Autumn is aligned so strongly with the Dissolution (and entry to the dukkha ñanas) that it was the inspiration behind this article. In fact, I have several earlier versions of this article saved from previous years which were never released, for various reasons.
Autumn Through Winter can be assigned its own period, and encompasses the rest of the dukkha ñanas: Fear, Misery, Disgust, Desire for Deliverance and Re-observation. It is no coincidence that festivals such as Halloween and the Day of the Dead align with the chronological entry point to the Fear ñana.
Winter proper aligns with the Equanimity ñana. Resistance to the worsening weather has been abandoned completely and replaced with the seasonal cheer of “peace and goodwill to all men”. The Self has been dissolved into the darkness of No-Self and one becomes defined by his relationships to others, rather than to his own accomplishments.
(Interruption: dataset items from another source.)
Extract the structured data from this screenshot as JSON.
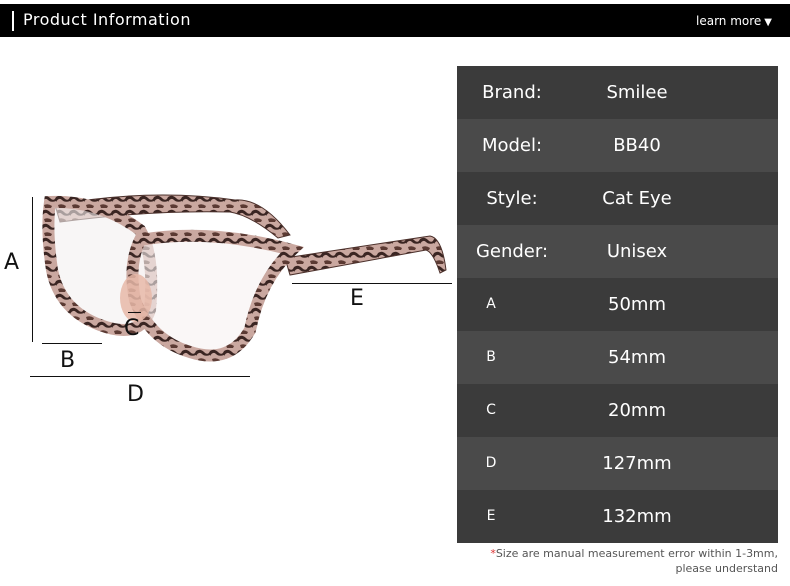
{
  "header": {
    "title": "Product Information",
    "more_label": "learn more",
    "more_icon": "triangle-down"
  },
  "figure": {
    "labels": {
      "A": "A",
      "B": "B",
      "C": "C",
      "D": "D",
      "E": "E"
    }
  },
  "table": [
    {
      "key": "Brand:",
      "value": "Smilee"
    },
    {
      "key": "Model:",
      "value": "BB40"
    },
    {
      "key": "Style:",
      "value": "Cat Eye"
    },
    {
      "key": "Gender:",
      "value": "Unisex"
    },
    {
      "key": "A",
      "value": "50mm"
    },
    {
      "key": "B",
      "value": "54mm"
    },
    {
      "key": "C",
      "value": "20mm"
    },
    {
      "key": "D",
      "value": "127mm"
    },
    {
      "key": "E",
      "value": "132mm"
    }
  ],
  "note": {
    "star": "*",
    "line1": "Size are manual measurement error within 1-3mm,",
    "line2": "please understand"
  },
  "colors": {
    "header_bg": "#000000",
    "row_dark": "#3b3b3b",
    "row_light": "#4a4a4a",
    "note_star": "#dd3333"
  }
}
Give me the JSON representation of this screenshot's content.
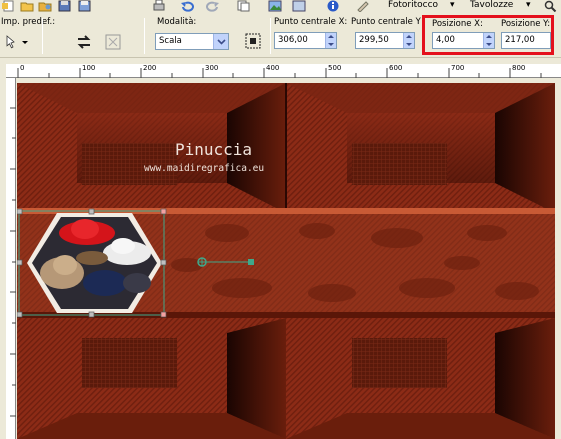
{
  "menu": {
    "fotoritocco": "Fotoritocco",
    "tavolozze": "Tavolozze"
  },
  "propbar": {
    "preset_label": "Imp. predef.:",
    "mode_label": "Modalità:",
    "mode_value": "Scala",
    "center_x_label": "Punto centrale X:",
    "center_x_value": "306,00",
    "center_y_label": "Punto centrale Y",
    "center_y_value": "299,50",
    "pos_x_label": "Posizione X:",
    "pos_x_value": "4,00",
    "pos_y_label": "Posizione Y:",
    "pos_y_value": "217,00"
  },
  "ruler": {
    "ticks": [
      "0",
      "100",
      "200",
      "300",
      "400",
      "500",
      "600",
      "700",
      "800"
    ]
  },
  "image": {
    "watermark_title": "Pinuccia",
    "watermark_url": "www.maidiregrafica.eu"
  },
  "colors": {
    "highlight": "#e4101c",
    "bg_dark": "#3a0e05",
    "bg_mid": "#8a2a16",
    "handle": "#3fa88a"
  }
}
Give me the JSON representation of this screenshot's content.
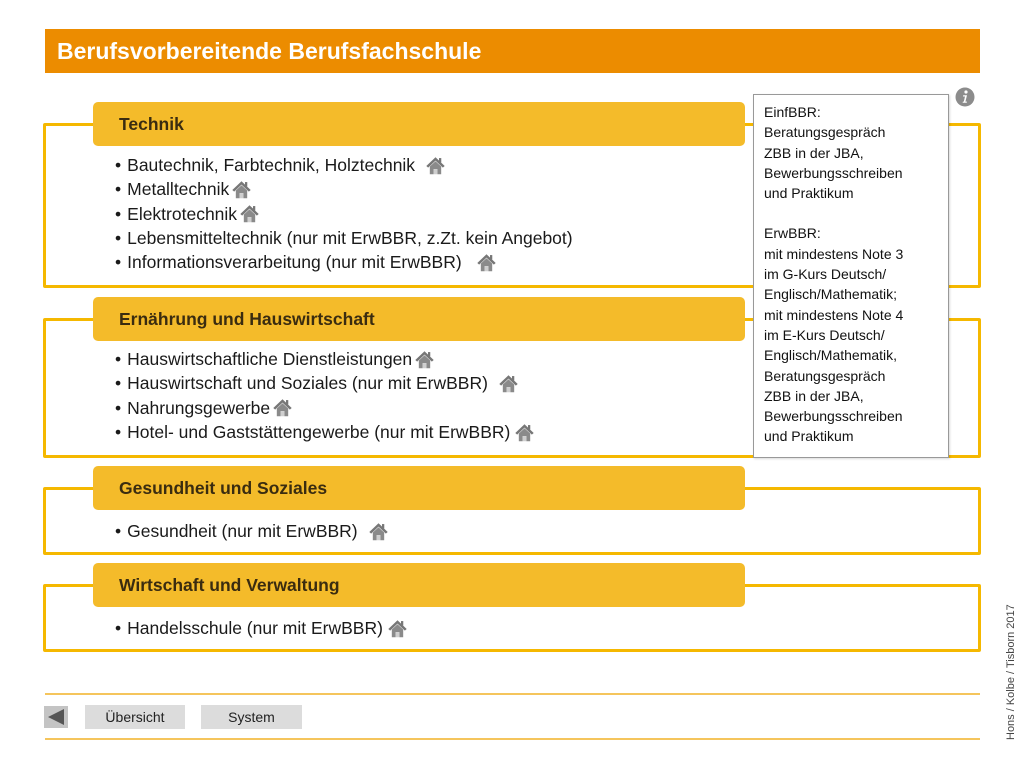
{
  "title": "Berufsvorbereitende Berufsfachschule",
  "sections": [
    {
      "header": "Technik",
      "items": [
        "Bautechnik, Farbtechnik, Holztechnik",
        "Metalltechnik",
        "Elektrotechnik",
        "Lebensmitteltechnik (nur mit ErwBBR, z.Zt. kein Angebot)",
        "Informationsverarbeitung (nur mit ErwBBR)"
      ]
    },
    {
      "header": "Ernährung und Hauswirtschaft",
      "items": [
        "Hauswirtschaftliche Dienstleistungen",
        "Hauswirtschaft und Soziales (nur mit ErwBBR)",
        "Nahrungsgewerbe",
        "Hotel- und Gaststättengewerbe (nur mit ErwBBR)"
      ]
    },
    {
      "header": "Gesundheit und Soziales",
      "items": [
        "Gesundheit (nur mit ErwBBR)"
      ]
    },
    {
      "header": "Wirtschaft und Verwaltung",
      "items": [
        "Handelsschule (nur mit ErwBBR)"
      ]
    }
  ],
  "info_box": {
    "einf_title": "EinfBBR:",
    "einf_lines": [
      "Beratungsgespräch",
      "ZBB in der JBA,",
      "Bewerbungsschreiben",
      "und Praktikum"
    ],
    "erw_title": "ErwBBR:",
    "erw_lines": [
      "mit mindestens Note 3",
      "im G-Kurs Deutsch/",
      "Englisch/Mathematik;",
      "mit mindestens Note 4",
      "im E-Kurs Deutsch/",
      "Englisch/Mathematik,",
      "Beratungsgespräch",
      "ZBB in der JBA,",
      "Bewerbungsschreiben",
      "und Praktikum"
    ]
  },
  "icons": {
    "home": "home-icon",
    "info": "info-icon",
    "back": "back-arrow-icon"
  },
  "footer": {
    "overview_label": "Übersicht",
    "system_label": "System"
  },
  "credit": "Hons / Kolbe / Tisborn 2017",
  "colors": {
    "title_bar": "#ec8c00",
    "section_header": "#f4bb2a",
    "frame_border": "#f5b800",
    "home_icon": "#7a7a7a"
  }
}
This eventually leads to Fruition (rebirth) sometime after the winter solstice, and Review of the previous year; this is a natural time to make formal resolutions for the new year.
Meditating during seasonal affective disorder is identical to meditating during the Dissolution. Since the Dissolution shares some characteristics with the Third Jhana, it is actually quite straightforward to meditate through it in both directive and nondirective styles. Firstly, do not expect solid attention in the centre of the field of awareness. Attention will instead be distributed more towards the periphery, giving a wide, dull, indistinct centre. Rather than expecting strong piti, expect bliss to be more orientated towards sukha. Do not fight dullness but instead sink into it. Through relaxed non-resistance, there is bliss and contentment to be had in the wide murky depths of Dissolution. Meditation will rarely be energizing, but it will become equanimous. Thus, it becomes relatively easy to sit contentedly in Dissolution for long periods, but do not expect this to restore your “get up and go”.
In the past I have prescribed modafinil for SAD, and also found success with phenibut. This year I advise just one medication: a single pint of English ale, to be taken once nightly.